Gin Rummy: I always say the absence of evidence is not the evidence of absence.
Riley: What?
Gin Rummy: Simply because you don’t have evidence that something does exist does not mean you have evidence of something that doesn’t exist.
Riley: What?
Gin Rummy: What country are you from?
Riley: What?
Gin Rummy: ‘What’ ain’t no country I ever heard of! They speak English in ‘What’?
Riley: What?
Gin Rummy: English, motherf*****! Do you speak it?
Riley: Yeah.
Gin Rummy: So you understand the words I’m saying to you!
Riley: Yeah.
Gin Rummy: Well, what I’m saying is that there are known knowns and that there are known unknowns. But there are also unknown unknowns; things we don’t know that we don’t know.
Riley: What?
Gin Rummy: Say what again! Say what again! I dare you! I double dare you, motherf*****! Say what one more time!
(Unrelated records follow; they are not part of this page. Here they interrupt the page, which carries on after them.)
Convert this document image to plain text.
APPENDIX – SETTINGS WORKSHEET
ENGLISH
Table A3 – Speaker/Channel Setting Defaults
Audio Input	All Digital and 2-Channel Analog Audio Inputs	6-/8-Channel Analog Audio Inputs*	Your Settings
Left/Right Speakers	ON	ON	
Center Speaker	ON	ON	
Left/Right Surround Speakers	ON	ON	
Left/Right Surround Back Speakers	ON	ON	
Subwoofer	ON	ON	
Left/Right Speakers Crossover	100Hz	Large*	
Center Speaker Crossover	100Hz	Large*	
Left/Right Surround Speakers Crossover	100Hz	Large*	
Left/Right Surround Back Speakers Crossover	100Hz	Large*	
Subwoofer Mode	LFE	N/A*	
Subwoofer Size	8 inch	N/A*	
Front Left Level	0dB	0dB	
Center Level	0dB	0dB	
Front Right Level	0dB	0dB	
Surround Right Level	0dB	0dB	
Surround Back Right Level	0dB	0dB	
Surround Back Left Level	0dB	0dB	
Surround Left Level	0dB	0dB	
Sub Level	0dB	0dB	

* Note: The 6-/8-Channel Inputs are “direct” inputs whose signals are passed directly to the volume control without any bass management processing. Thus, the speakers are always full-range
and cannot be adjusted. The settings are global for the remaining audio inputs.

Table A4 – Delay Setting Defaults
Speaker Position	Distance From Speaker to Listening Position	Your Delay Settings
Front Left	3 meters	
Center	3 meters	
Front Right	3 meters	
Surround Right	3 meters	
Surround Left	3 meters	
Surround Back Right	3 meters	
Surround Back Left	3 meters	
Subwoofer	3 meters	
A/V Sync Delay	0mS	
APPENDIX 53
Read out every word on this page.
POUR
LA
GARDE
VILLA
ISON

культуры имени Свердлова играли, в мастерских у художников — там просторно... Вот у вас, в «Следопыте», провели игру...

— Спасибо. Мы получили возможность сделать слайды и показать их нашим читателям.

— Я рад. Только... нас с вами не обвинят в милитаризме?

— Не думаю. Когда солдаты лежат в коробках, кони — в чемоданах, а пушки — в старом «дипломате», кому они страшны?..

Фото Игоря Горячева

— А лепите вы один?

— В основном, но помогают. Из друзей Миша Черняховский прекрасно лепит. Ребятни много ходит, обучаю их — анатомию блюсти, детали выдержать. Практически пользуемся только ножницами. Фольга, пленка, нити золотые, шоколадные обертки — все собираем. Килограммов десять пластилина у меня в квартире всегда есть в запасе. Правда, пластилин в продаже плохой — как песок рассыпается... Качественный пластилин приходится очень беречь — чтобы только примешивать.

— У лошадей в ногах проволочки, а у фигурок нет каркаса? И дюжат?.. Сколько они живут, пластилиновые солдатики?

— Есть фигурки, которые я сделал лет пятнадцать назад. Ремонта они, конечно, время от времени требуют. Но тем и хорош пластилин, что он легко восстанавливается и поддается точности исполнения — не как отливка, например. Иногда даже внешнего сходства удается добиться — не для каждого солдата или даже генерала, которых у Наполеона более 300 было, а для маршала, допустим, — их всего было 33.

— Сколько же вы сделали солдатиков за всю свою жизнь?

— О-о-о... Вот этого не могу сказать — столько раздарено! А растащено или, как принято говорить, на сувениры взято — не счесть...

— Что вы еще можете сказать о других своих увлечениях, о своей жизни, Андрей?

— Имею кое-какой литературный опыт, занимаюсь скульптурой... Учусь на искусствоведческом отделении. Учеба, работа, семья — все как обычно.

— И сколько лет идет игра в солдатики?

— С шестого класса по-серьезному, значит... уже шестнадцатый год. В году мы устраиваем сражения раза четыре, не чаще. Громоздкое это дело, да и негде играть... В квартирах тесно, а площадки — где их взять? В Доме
The Boondocks – A Date With The Health Inspector

We’re a couple of weeks into the site being up, and I’m more or less pleased with how it’s coming along. There are several Badass Links posted, full of trivial entertainment and articles detailing both hope for the future and the hopelessness of the future. I finally got the advertising up and looking not-so-horrible, and the Amazon store is up and ready, full of books I heartily recommend. Good food for the neocortex.